Make sure your child has all the supplies he or she needs at daycare. Keep extra clothes in your child's cubby in case of spills or bathroom accidents. If your child comes home wearing spare clothing, make sure you bring a fresh set the next day. Periodically check your child's cubby to make sure they still have all of their necessary items needed at daycare. As the weather changes throughout the year, so do your child's items needed at daycare. By ensuring all of your child's necessary belongings remain with him or her at daycare, you are doing your part to help your child's provider and your child's day run more smoothly. This way, your child can be cared for in the best possible way.

Pick up your child on time. Emergencies do happen, so have a backup plan with someone who can pick up your child if you are unavoidably delayed.

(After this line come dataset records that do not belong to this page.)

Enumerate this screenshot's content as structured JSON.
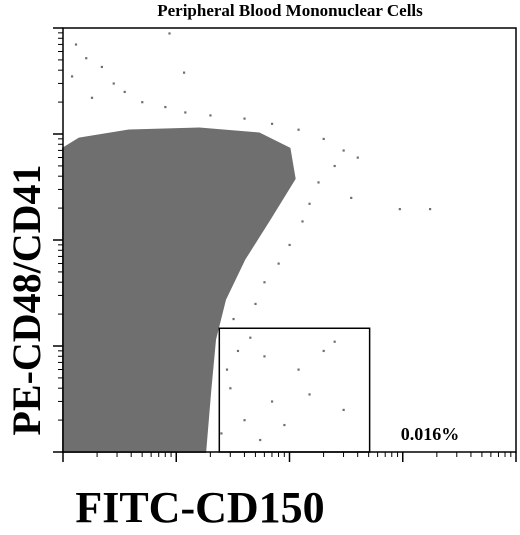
{
  "chart_data": {
    "type": "scatter",
    "title": "Peripheral Blood Mononuclear Cells",
    "x_label": "FITC-CD150",
    "y_label": "PE-CD48/CD41",
    "xscale": "log",
    "yscale": "log",
    "xlim": [
      1,
      10000
    ],
    "ylim": [
      1,
      10000
    ],
    "xticks": [
      1,
      10,
      100,
      1000,
      10000
    ],
    "yticks": [
      1,
      10,
      100,
      1000,
      10000
    ],
    "color": "#6f6f6f",
    "density_region": {
      "x": [
        1,
        1,
        1.39,
        3.84,
        16,
        54,
        100,
        111,
        67,
        40,
        27,
        22,
        20,
        18
      ],
      "y": [
        1,
        729,
        906,
        1080,
        1128,
        1011,
        729,
        379,
        158,
        66,
        27.6,
        11.5,
        3.87,
        1
      ]
    },
    "x": [
      1.3,
      1.6,
      2.2,
      1.2,
      2.8,
      3.5,
      1.8,
      5,
      8,
      12,
      8.7,
      11.7,
      20,
      40,
      70,
      120,
      200,
      300,
      250,
      400,
      180,
      150,
      940,
      1740,
      350,
      130,
      100,
      80,
      60,
      50,
      45,
      35,
      60,
      120,
      200,
      250,
      30,
      70,
      150,
      40,
      90,
      300,
      55,
      25,
      28,
      32
    ],
    "y": [
      7000,
      5200,
      4300,
      3500,
      3000,
      2500,
      2200,
      2000,
      1800,
      1600,
      8900,
      3800,
      1500,
      1400,
      1250,
      1100,
      900,
      700,
      500,
      600,
      350,
      220,
      196,
      196,
      250,
      150,
      90,
      60,
      40,
      25,
      12,
      9,
      8,
      6,
      9,
      11,
      4,
      3,
      3.5,
      2,
      1.8,
      2.5,
      1.3,
      1.5,
      6,
      18
    ],
    "gate": {
      "xlim": [
        24,
        510
      ],
      "ylim": [
        1,
        14.7
      ],
      "value": 0.016,
      "value_label": "0.016%"
    }
  }
}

Also, call your childcare provider to keep them well informed of any time constraints that you may have. Childcare providers have lives too, and when you're late, you make them late for their own appointments. Your child's provider may have children of their own that they must pick up on time.

For the health and safety of your child and all of the children in the provider's care, do not bring your child to daycare sick. Childcare providers must maintain the best interests and well being of all the children in their care. That goal is compromised if a child is brought to daycare sick. If your child becomes sick while at daycare, be sure to pick him or her up promptly. It is a good idea to have some form of back up care in the event that your child becomes ill.

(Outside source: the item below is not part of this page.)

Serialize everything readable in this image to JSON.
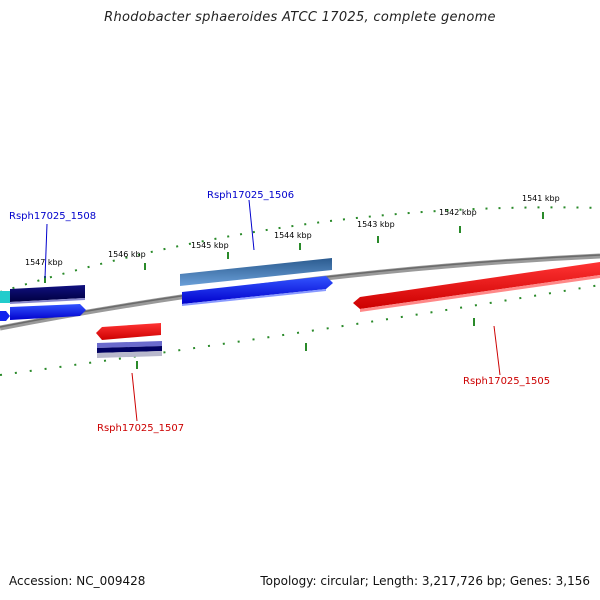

Report any illnesses to your childcare program. Germs travel fast among children. Your childcare provider needs to know if your child has been exposed to any highly contagious disease such as pinkeye or chicken pox, or a more common ailment such as a cold or flu. State law requires that all childcare programs notify parents of children who have been exposed to certain contagious diseases.

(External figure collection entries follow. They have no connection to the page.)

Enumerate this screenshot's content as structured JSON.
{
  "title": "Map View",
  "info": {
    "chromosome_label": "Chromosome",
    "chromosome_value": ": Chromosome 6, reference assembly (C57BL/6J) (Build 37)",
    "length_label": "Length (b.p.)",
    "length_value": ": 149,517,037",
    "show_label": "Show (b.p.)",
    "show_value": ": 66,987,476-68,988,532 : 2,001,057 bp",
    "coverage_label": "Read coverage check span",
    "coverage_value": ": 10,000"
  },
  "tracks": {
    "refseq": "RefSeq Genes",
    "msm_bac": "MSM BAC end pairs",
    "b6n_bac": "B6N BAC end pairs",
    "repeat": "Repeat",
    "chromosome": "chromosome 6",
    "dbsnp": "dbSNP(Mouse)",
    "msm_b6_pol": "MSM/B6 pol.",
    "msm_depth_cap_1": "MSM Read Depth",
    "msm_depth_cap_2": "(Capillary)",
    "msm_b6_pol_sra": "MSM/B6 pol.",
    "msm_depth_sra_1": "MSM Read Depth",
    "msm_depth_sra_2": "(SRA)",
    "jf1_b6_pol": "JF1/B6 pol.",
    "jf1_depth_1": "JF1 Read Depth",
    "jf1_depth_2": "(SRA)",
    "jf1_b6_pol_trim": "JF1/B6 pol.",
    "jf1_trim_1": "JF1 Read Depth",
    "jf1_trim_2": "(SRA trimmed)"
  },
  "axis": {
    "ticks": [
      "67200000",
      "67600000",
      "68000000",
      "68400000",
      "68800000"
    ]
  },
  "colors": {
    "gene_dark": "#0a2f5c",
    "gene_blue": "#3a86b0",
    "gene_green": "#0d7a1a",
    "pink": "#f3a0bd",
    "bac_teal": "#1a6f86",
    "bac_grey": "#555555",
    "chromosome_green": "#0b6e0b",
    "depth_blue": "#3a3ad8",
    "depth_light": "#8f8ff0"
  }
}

Read all notices and mail you get from the childcare program. When you see a sheet of paper in your child's cubby, don't just toss it in the trash. You may need to keep it for future reference. You might also miss out on valuable information about provider holidays, vacations, future activities, and information concerning your child and his or her day at daycare. We at Building Blocks Home Daycare do our best to keep parents well informed of any and all pertinent information concerning you and your child.

Let providers know if your child needs extra care on a particular day. If your child didn't sleep well the night before, or your husband or wife is away on a business trip and your child is missing him or her, let the provider know. That way, they will be able to give your child the extra TLC that he or she may need.

Let your childcare provider know if your child's routine will change on a given day. If grandma is in town and wants to pick up your child in the afternoon, tell the provider. Childcare programs should not release your child to anyone but you, unless you give permission to do so. If you'll be picking up your child early for a doctor's appointment, let them know that, too. Call if your child will be absent. The provider's entire day is structured around caring for yours and others children (i.e. preparing meals, outings and activities, the need for a substitute or not). If your child or other children are going to be absent for a particular day, it can change many factors directly affecting your provider's daily schedule. Therefore, advance knowledge of these changes can be very helpful for your child's provider.

And of course, pay your childcare fees on time. Be responsible and prompt with payment. Life can be hectic at times, and it can sometimes be easy to forget to pay your child's provider on time. However, keep in mind your childcare provider is counting on those funds to pay their mortgage, power, and water bills to ensure that they have a warm, well lit, and well supplied environment to care for children and do their job in the best possible way.